Today’s post is not the usual puzzle/decision theory short note. It is related to the normal subject, but in a way that will take some explaining. The inspiration came when I downloaded and installed an update to the VLC player. As with many applications, the downloaded file was compressed. As I watched the window telling me the various sub-files had been uncompressed, I mused about randomness.
Randomness is sufficiently difficult to understand, that everyone thinks they understand what it is. Most people do not. I do not, and I have studied it more than most. Consider a completely random string of bytes. Try to compress that string like the VLC package was compressed. The only constraint is that you must be able to decompress it exactly. An equivalent random noise pattern is not acceptable. Of all the possible random patterns of that length (longer is better for this discussion), I want this one reproduced exactly. The point is that a completely random string cannot be compressed. [Technically, a random string could be all ones, and that can be compressed. But I am talking about a typical random sequence. This example indicates some of the nuances of the concept of randomness.] Similarly a completely compressed string of bytes will pass all tests for being a random array of bytes. That is, a string that contains the maximum possible information in a given length will be identical to a random string in certain ways.
One way the maximum possible compression differs from the random string is that when passed through the decompression process, it yields a desired result such at the updated VLC application. Attempting to decompress the random string typically gives another random string.
Normal compression works by recognizing patterns in the data and patterns can often be expressed with fewer bytes than the original data. But we can think of other ways to effectively compress data.

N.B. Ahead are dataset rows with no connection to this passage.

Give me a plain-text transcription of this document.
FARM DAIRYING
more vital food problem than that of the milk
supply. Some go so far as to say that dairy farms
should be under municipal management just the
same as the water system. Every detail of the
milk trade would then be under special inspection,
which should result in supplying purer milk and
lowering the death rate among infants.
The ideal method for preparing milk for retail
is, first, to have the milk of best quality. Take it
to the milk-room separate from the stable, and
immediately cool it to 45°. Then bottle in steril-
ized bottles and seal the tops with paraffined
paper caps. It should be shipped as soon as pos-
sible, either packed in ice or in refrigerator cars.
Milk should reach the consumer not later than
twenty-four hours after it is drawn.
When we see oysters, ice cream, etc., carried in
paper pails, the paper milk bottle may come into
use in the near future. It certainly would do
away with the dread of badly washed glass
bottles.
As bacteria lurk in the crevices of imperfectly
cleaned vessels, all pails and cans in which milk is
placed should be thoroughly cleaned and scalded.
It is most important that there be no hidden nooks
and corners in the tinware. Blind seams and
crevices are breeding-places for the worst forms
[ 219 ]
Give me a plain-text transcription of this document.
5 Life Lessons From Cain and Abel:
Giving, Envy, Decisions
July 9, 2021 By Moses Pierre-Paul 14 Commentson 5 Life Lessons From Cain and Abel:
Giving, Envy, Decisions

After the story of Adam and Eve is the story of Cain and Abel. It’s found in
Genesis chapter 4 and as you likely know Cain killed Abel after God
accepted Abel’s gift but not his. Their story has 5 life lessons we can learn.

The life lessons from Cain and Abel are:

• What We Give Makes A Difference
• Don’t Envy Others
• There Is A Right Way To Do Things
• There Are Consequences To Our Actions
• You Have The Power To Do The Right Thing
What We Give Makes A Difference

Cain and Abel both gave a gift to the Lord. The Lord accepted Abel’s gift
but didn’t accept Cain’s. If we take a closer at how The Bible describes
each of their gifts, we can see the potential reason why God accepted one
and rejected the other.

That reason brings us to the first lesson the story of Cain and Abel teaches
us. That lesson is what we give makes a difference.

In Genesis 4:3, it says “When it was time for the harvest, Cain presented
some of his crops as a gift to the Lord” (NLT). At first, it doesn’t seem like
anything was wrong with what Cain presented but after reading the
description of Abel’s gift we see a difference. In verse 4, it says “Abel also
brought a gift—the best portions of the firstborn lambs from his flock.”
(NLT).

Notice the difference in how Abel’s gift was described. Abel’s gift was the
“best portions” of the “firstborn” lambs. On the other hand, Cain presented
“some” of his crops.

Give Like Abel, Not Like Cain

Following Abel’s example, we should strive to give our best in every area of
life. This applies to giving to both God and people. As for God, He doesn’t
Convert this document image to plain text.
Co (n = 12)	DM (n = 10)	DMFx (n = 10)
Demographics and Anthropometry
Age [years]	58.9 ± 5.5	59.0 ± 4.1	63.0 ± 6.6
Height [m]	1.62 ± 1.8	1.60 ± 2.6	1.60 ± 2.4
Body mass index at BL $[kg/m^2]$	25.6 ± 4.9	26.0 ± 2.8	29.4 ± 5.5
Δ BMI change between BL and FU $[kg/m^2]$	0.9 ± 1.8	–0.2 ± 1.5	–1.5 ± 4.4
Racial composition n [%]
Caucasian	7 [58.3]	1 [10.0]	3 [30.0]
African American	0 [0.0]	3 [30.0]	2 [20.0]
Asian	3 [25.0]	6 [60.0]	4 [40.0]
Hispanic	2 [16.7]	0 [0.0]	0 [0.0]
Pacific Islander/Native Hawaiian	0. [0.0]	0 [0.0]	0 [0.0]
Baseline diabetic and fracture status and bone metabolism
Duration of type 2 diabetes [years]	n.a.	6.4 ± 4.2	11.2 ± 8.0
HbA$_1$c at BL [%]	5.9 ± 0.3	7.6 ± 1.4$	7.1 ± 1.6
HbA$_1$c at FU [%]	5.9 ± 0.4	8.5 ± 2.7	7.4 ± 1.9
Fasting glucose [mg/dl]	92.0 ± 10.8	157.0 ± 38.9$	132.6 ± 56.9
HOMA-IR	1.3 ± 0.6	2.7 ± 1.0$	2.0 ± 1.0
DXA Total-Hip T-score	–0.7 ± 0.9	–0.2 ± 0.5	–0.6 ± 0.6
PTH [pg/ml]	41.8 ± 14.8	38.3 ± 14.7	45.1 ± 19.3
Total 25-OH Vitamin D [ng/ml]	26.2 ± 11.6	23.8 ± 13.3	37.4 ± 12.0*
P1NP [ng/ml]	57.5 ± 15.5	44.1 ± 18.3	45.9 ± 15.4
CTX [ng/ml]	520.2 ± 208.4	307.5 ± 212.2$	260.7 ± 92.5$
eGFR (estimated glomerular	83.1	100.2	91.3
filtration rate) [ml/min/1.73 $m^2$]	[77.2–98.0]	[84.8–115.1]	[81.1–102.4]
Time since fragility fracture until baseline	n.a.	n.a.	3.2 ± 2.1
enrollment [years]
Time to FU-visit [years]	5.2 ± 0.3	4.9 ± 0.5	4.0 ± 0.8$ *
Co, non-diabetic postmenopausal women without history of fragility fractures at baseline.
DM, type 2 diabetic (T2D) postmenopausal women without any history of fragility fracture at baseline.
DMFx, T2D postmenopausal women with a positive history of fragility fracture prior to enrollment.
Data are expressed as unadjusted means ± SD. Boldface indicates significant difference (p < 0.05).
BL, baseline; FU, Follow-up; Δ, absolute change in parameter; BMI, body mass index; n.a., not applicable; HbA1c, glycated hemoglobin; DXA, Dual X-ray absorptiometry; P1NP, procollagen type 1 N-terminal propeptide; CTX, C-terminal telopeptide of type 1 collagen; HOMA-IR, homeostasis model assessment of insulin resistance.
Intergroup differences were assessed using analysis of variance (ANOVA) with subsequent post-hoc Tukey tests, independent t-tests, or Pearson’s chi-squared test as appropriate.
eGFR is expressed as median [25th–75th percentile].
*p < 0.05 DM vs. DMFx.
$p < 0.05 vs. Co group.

Think of a jukebox. If I want to hear a complete Beethoven symphony, I can enter a couple of numbers and call up a lengthy and complex stream of music. For that reason, when people compete with new compression techniques, the length of both the data stream and the compression algorithm are combined. Why is that a more true measure of the worth of the compression?
The tenuous link from data compression back to decision theory comes about from the problem of transmitting data, or even recovering it from storage. Noise happens. In a perfectly compressed data set, a single bad byte will result in bogus decompression. That is, the more we compress, the more susceptible we are to losing everything due to noise. But whether we are trying to maximize storage capacity of maximize our use of bandwidth, the benefits of data compression are too great to ignore. We could never had DVDs or live streaming video without compression.
The fix is to avoid complete compression and devote a fraction of the data stream to information that can detect and even repair noise. We do this in normal speech in two common ways. First we often repeat important data. Saying it twice improves the odds of the listener hearing it correctly. We also seek and give confirmation.
“Please delete all the VLC files.”
“Did you really want me to delete all those files?”
“Yes, I want you to delete them now.”
“Okay, I am deleting…”
Similar techniques are used in many applications.
But back to randomness. Can order come from a random process? Yes. Just look around you. All life evolves based on its response to conditions and random mutations. Another interesting example is to lay out parallel lines on a large piece of paper. For convenience, make them exactly one toothpick apart. Now drop or throw toothpicks at random onto the array and compute the ratio of toothpick that touch a line to those that do not. Do this for a large number of times and that ratio will converge on a number related to pi. What is it? And how does a random series of throws converge to a specific number?
Consider the pins on the bottom of a CPU. How did they get there in such a neat array? A random pile of pins was shaken over of substrate with holes. A random process was used to fill an ordered pattern. There is more to random that meets the eye.